= Non-profit organizations and access to public information =

When government agencies outsource basic services to third-party non-profit contractors, one consequence is that the public may lose its access to information about the service that the public would have retained, had a government agency carried out the service directly.

A concern that previously public information will become privatized and inaccessible to the public when a government agency moves to contract out services to third-party vendors arises whether the third-party vendor is a non-profit organization or a for-profit organization. However, a number of key court cases in this area have arisen when non-profits have rebuffed requests for information under a state's right-to-know laws.

==Key court cases (U.S.) ==
===Friends of Piedmont Park v. The Piedmont Park Conservancy===

The Piedmont Park Conservancy is a private non-profit that oversees and manages Piedmont Park. In 2007, when the organization moved forward with a plan to install a controversial parking structure, a group opposed to the plan—Friends of Piedmont Park—filed an open record request under Georgia Georgia's open records legislation for records of the Conservancy. The request was declined, and the Friends group sued. On September 12, 2007, a Georgia judge ruled that the records must be made public.

===The Times of Trenton v. Lafayette Yard Community Development Corp.===

In this case, the New Jersey Supreme Court unanimously ruled in 2005 that Lafayette Yard CDC, a private non-profit, was subject to the provisions of New Jersey's open records (OPRA) legislation because it issued city-backed bonds and the majority of its board was appointed by the city council of Trenton. The litigation arose because the board of Lafayette Yard CDC kicked a reporter for the Trenton newspaper out of a meeting on the grounds that, as a private non-profit, they were not subject to open records or open meetings laws.

===Gannon and Nichols v. the Board of Regents of the State of Iowa===

In this 2005 case, the Iowa Supreme Court overturned a lower court and ruled that outsourcing a public function to a private board does not privatize the records of the private board. The court wrote, "In this appeal, we are asked to decide whether a government body may outsource one of its core functions to a private corporation, making that part of its operation nongovernmental and not subject to public scrutiny. We hold the Iowa State University Foundation, a recipient of such outsourcing, is performing a government function, and therefore its records are subject to disclosure."

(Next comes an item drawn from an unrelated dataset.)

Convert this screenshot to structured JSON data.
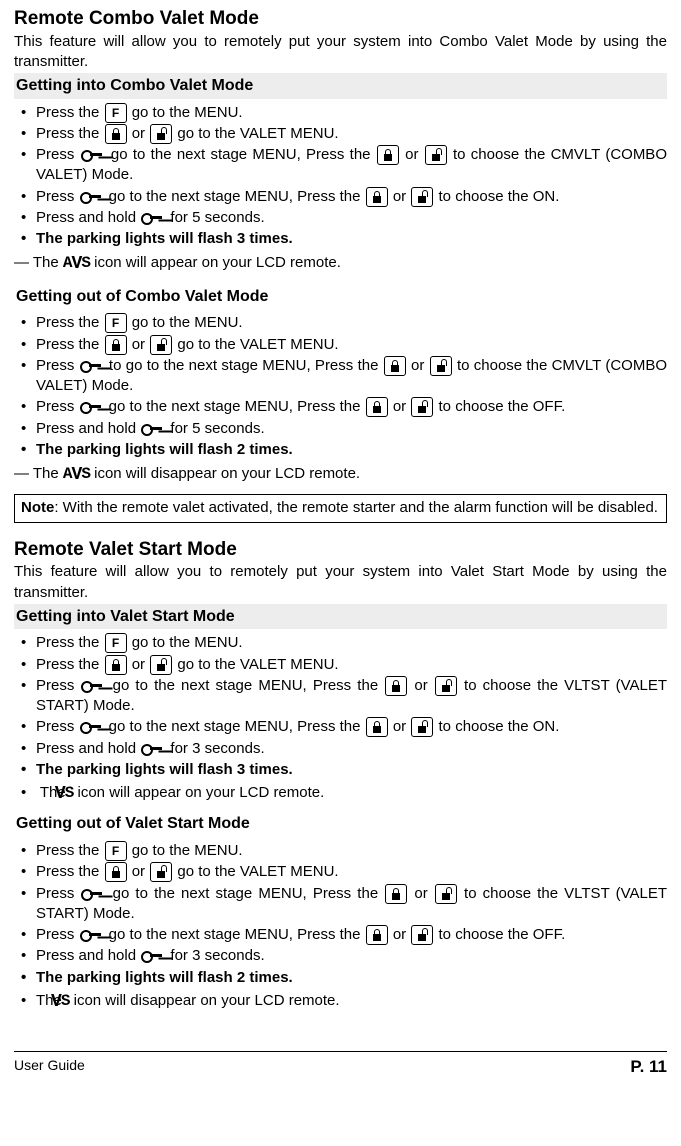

===Kimberly Kay Allen v. John Day===

Fourteen cheerleaders sued Powers Management, a private company that ran a public stadium in Nashville, Tennessee, on the grounds that their privacy had been violated by two employees of Powers Management. Powers Management reached an out-of-court settlement with the cheerleaders. The Tennessean asked for a copy of the settlement from Powers, on the grounds that Powers was functionally a government agency. In 2006, a Tennessee appeals court agreed with The Tennessean, ordering Powers to turn over a copy of the settlement to the newspaper.

==Controversies==
===Downtown Vision in Jacksonville, Florida===

Downtown Vision agreed in September 2007 that it falls under Florida's open records law. Previously, the organization had stated that it was exempt because it is a private not-for-profit corporation.

===Charleston Area Alliance===

The non-profit Charleston Area Alliance in West Virginia receives $100,000 annually from the Kanawha County Commission to provide economic development services to the county. However, the Charleston Area Alliance has refused to provide information about the salaries its officers receive, on the grounds that it is a private organization.

===Medicaid service non-profits in Connecticut===

In Connecticut, the state Department of Social Services contracted with three for-profit companies and one non-profit company for Medicaid services. Each organization refused to respond to Connecticut open records requests for information about how much they were paying doctors under the plans. The Connecticut Attorney General and Connecticut Freedom of Information Coalition ruled that the documents must be made public.

===New Mexico State University Foundation===

In New Mexico, the non-profit New Mexico State University Foundation is claiming that because it is private, it does not have to release the names of donors, even though the donors are partially funding the salaries of employees at New Mexico State University. Basketball coach Reggie Theus is one recipient of a salary partially funded by undisclosed private donors. Since Theus has spoken at a public governmental hearing in favor of a private real-estate development, questions have arisen about whether he is receiving part of his salary from those real estate developers.